We can either have a society based on reasonably enforceable norms in which we can obtain much of what we desire—but probably none of us can have everything we want. Or, we can focus obsessively, as we do now on radical individualism, in which the most important value is allowing everyone to indulge nearly every personal desire—and no tyranny of the majority to inhibit their personal choices. But that leads to the end of society because eventually there is no commonality.

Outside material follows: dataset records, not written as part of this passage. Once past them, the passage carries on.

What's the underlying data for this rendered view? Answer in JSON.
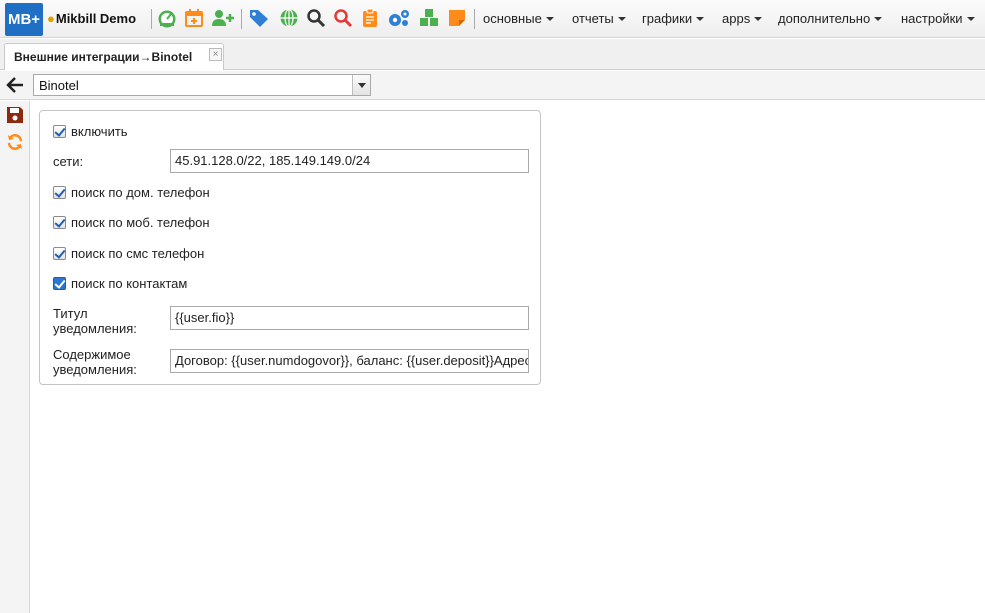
{
  "topbar": {
    "logo": "MB+",
    "brand": "Mikbill Demo",
    "menus": [
      {
        "label": "основные"
      },
      {
        "label": "отчеты"
      },
      {
        "label": "графики"
      },
      {
        "label": "apps"
      },
      {
        "label": "дополнительно"
      },
      {
        "label": "настройки"
      }
    ],
    "icons": [
      "dashboard-icon",
      "calendar-add-icon",
      "add-user-icon",
      "tags-icon",
      "globe-icon",
      "search-icon",
      "search-red-icon",
      "clipboard-icon",
      "cogs-icon",
      "cubes-icon",
      "sticky-note-icon"
    ]
  },
  "tab": {
    "label": "Внешние интеграции→Binotel",
    "close": "×"
  },
  "toolbar": {
    "selected": "Binotel"
  },
  "form": {
    "enable": {
      "label": "включить",
      "checked": true
    },
    "networks": {
      "label": "сети:",
      "value": "45.91.128.0/22, 185.149.149.0/24"
    },
    "search_home": {
      "label": "поиск по дом. телефон",
      "checked": true
    },
    "search_mobile": {
      "label": "поиск по моб. телефон",
      "checked": true
    },
    "search_sms": {
      "label": "поиск по смс телефон",
      "checked": true
    },
    "search_contacts": {
      "label": "поиск по контактам",
      "checked": true
    },
    "notify_title": {
      "label_line1": "Титул",
      "label_line2": "уведомления:",
      "value": "{{user.fio}}"
    },
    "notify_body": {
      "label_line1": "Содержимое",
      "label_line2": "уведомления:",
      "value": "Договор: {{user.numdogovor}}, баланс: {{user.deposit}}Адрес"
    }
  },
  "colors": {
    "logo": "#1f6fc5",
    "green_icon": "#4caf50",
    "orange_icon": "#ff8c1a",
    "blue_icon": "#2f7fd6",
    "red_icon": "#e53935",
    "save_icon": "#8b2a0f"
  }
}
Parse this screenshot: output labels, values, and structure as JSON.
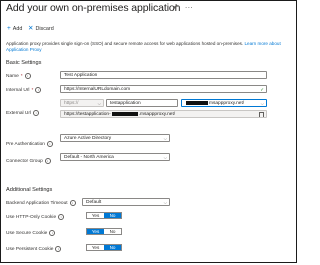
{
  "header": {
    "title": "Add your own on-premises application",
    "pin_icon": "pin-icon",
    "more_label": "..."
  },
  "toolbar": {
    "add_label": "Add",
    "discard_label": "Discard"
  },
  "description": {
    "text": "Application proxy provides single sign-on (SSO) and secure remote access for web applications hosted on-premises. ",
    "link": "Learn more about Application Proxy"
  },
  "basic_settings": {
    "heading": "Basic Settings",
    "name": {
      "label": "Name",
      "value": "Test Application"
    },
    "internal_url": {
      "label": "Internal Url",
      "value": "https://InternalURLdomain.com"
    },
    "external_url": {
      "label": "External Url",
      "protocol": "https://",
      "subdomain": "testapplication",
      "domain_suffix": "msappproxy.net/",
      "full_prefix": "https://testapplication-",
      "full_suffix": ".msappproxy.net/"
    },
    "pre_auth": {
      "label": "Pre Authentication",
      "value": "Azure Active Directory"
    },
    "connector_group": {
      "label": "Connector Group",
      "value": "Default - North America"
    }
  },
  "additional_settings": {
    "heading": "Additional Settings",
    "timeout": {
      "label": "Backend Application Timeout",
      "value": "Default"
    },
    "http_only": {
      "label": "Use HTTP-Only Cookie",
      "yes": "Yes",
      "no": "No",
      "selected": "No"
    },
    "secure": {
      "label": "Use Secure Cookie",
      "yes": "Yes",
      "no": "No",
      "selected": "Yes"
    },
    "persistent": {
      "label": "Use Persistent Cookie",
      "yes": "Yes",
      "no": "No",
      "selected": "No"
    }
  },
  "colors": {
    "accent": "#0078d4",
    "required": "#a4262c"
  }
}
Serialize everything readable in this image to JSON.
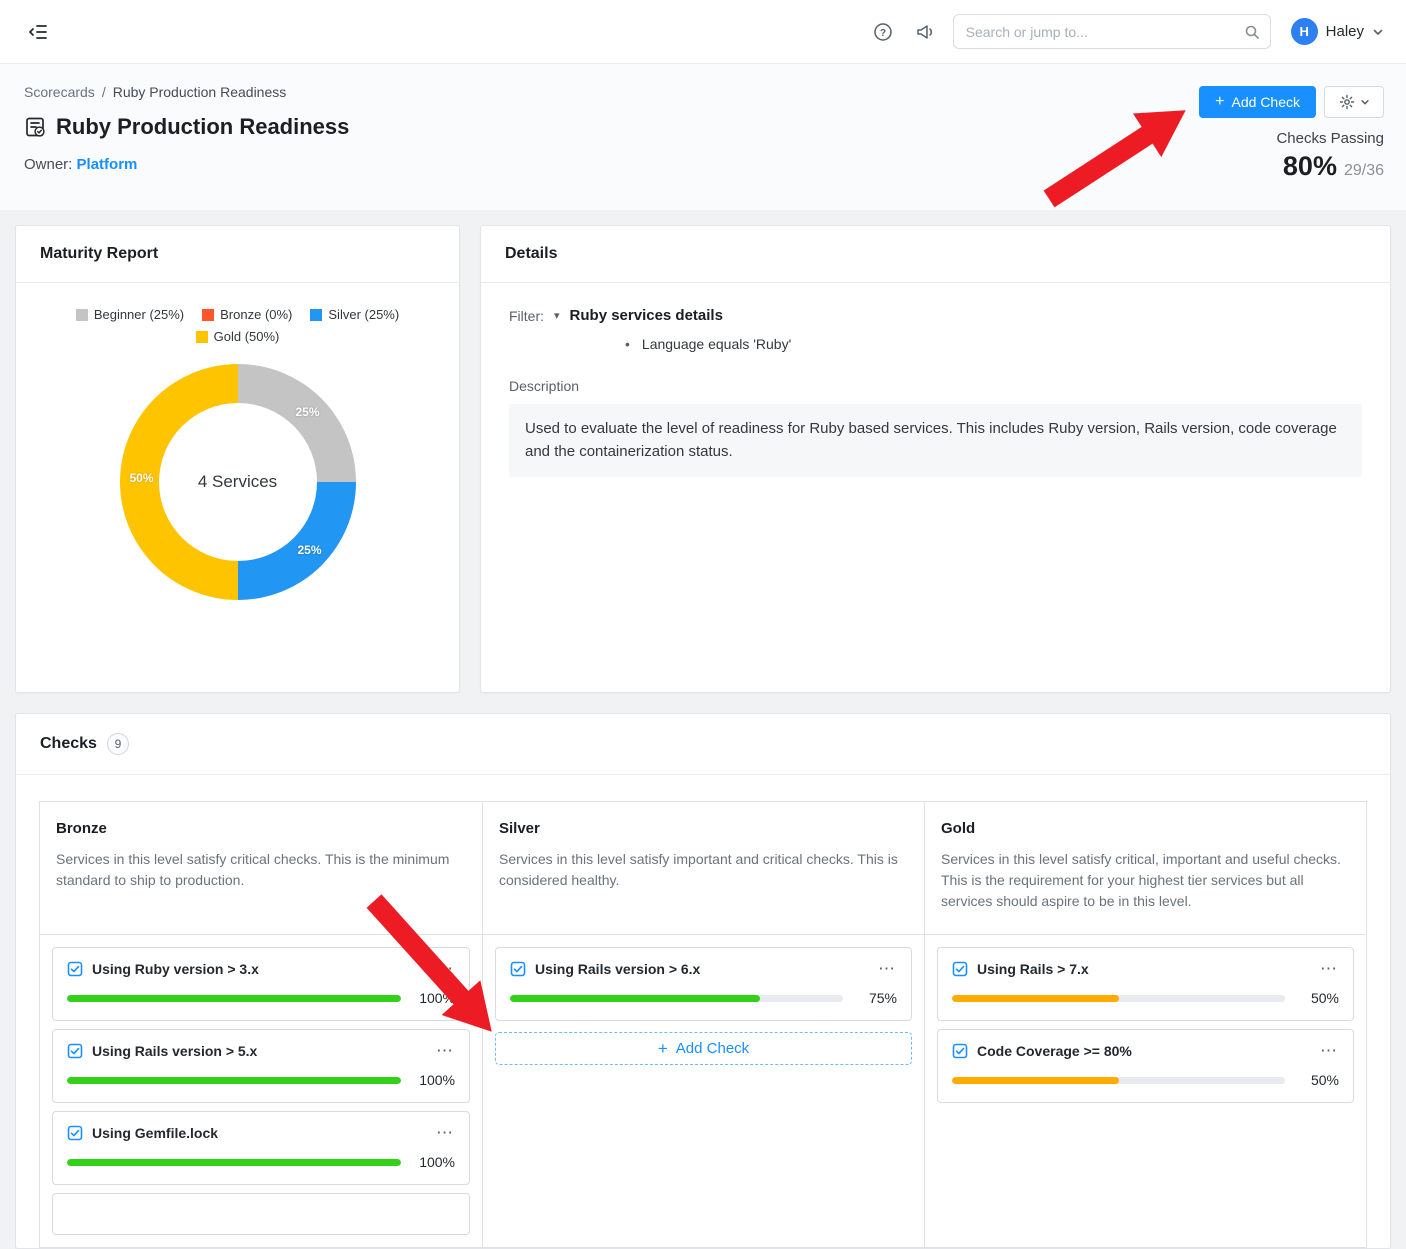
{
  "colors": {
    "accent": "#1890ff",
    "green": "#33d117",
    "orange": "#ffab00",
    "arrow_red": "#ed1c24"
  },
  "icons": {
    "ellipsis": "⋯",
    "bullet": "•",
    "caret_down": "▾",
    "plus": "+"
  },
  "topbar": {
    "search_placeholder": "Search or jump to...",
    "avatar_initial": "H",
    "user_name": "Haley"
  },
  "header": {
    "breadcrumb": [
      "Scorecards",
      "Ruby Production Readiness"
    ],
    "breadcrumb_separator": "/",
    "title": "Ruby Production Readiness",
    "owner_label": "Owner:",
    "owner_value": "Platform",
    "add_check_label": "Add Check",
    "checks_passing_label": "Checks Passing",
    "checks_passing_pct": "80%",
    "checks_passing_count": "29/36"
  },
  "maturity": {
    "title": "Maturity Report",
    "center_label": "4 Services",
    "segment_labels": [
      "25%",
      "25%",
      "50%"
    ],
    "legend": [
      {
        "label": "Beginner (25%)",
        "color": "#c4c4c4"
      },
      {
        "label": "Bronze (0%)",
        "color": "#ff5630"
      },
      {
        "label": "Silver (25%)",
        "color": "#2196f3"
      },
      {
        "label": "Gold (50%)",
        "color": "#ffc400"
      }
    ],
    "chart_data": {
      "type": "pie",
      "title": "Maturity Report",
      "categories": [
        "Beginner",
        "Bronze",
        "Silver",
        "Gold"
      ],
      "values": [
        25,
        0,
        25,
        50
      ],
      "center_label": "4 Services",
      "legend_position": "top"
    }
  },
  "details": {
    "title": "Details",
    "filter_label": "Filter:",
    "filter_name": "Ruby services details",
    "filter_rule": "Language equals 'Ruby'",
    "description_label": "Description",
    "description_text": "Used to evaluate the level of readiness for Ruby based services. This includes Ruby version, Rails version, code coverage and the containerization status."
  },
  "checks": {
    "title": "Checks",
    "count": "9",
    "add_check_label": "Add Check",
    "columns": [
      {
        "name": "Bronze",
        "description": "Services in this level satisfy critical checks. This is the minimum standard to ship to production.",
        "has_add_button": false,
        "partial_card": true,
        "items": [
          {
            "label": "Using Ruby version > 3.x",
            "pct": 100,
            "pct_label": "100%",
            "color": "#33d117"
          },
          {
            "label": "Using Rails version > 5.x",
            "pct": 100,
            "pct_label": "100%",
            "color": "#33d117"
          },
          {
            "label": "Using Gemfile.lock",
            "pct": 100,
            "pct_label": "100%",
            "color": "#33d117"
          }
        ]
      },
      {
        "name": "Silver",
        "description": "Services in this level satisfy important and critical checks. This is considered healthy.",
        "has_add_button": true,
        "partial_card": false,
        "items": [
          {
            "label": "Using Rails version > 6.x",
            "pct": 75,
            "pct_label": "75%",
            "color": "#33d117"
          }
        ]
      },
      {
        "name": "Gold",
        "description": "Services in this level satisfy critical, important and useful checks. This is the requirement for your highest tier services but all services should aspire to be in this level.",
        "has_add_button": false,
        "partial_card": false,
        "items": [
          {
            "label": "Using Rails > 7.x",
            "pct": 50,
            "pct_label": "50%",
            "color": "#ffab00"
          },
          {
            "label": "Code Coverage >= 80%",
            "pct": 50,
            "pct_label": "50%",
            "color": "#ffab00"
          }
        ]
      }
    ]
  }
}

That is one of the fallacies with transhumanism: The idea is for ever individual to recreate themselves into their own designed radical self image—but in all that “me,” where does that leave the “us?”

Moreover, now that we have unquestionably opened that door, we are finding no solid philosophical ground for inhibiting “choices” that many would see as destructive. (For example, we have already seen deaf parents use IVF and genetic testing to ensure that they had a deaf child. Their response to criticism was that a deaf child was the kind they wanted, and who is anyone to assume that it is better to hear than not to hear.In the current milieu, that’s a hard argument to rebut.) In fact, the Oprahfication of culture often celebrates decisions made far outside the mainstream—as with the “man” (really a woman) who gave birth.

Some of the people squawking the loudest about Suleman’s choice to have fourteen children are the most vociferous howlers for unfettered lifestyles. I have one question for them: What do they expect?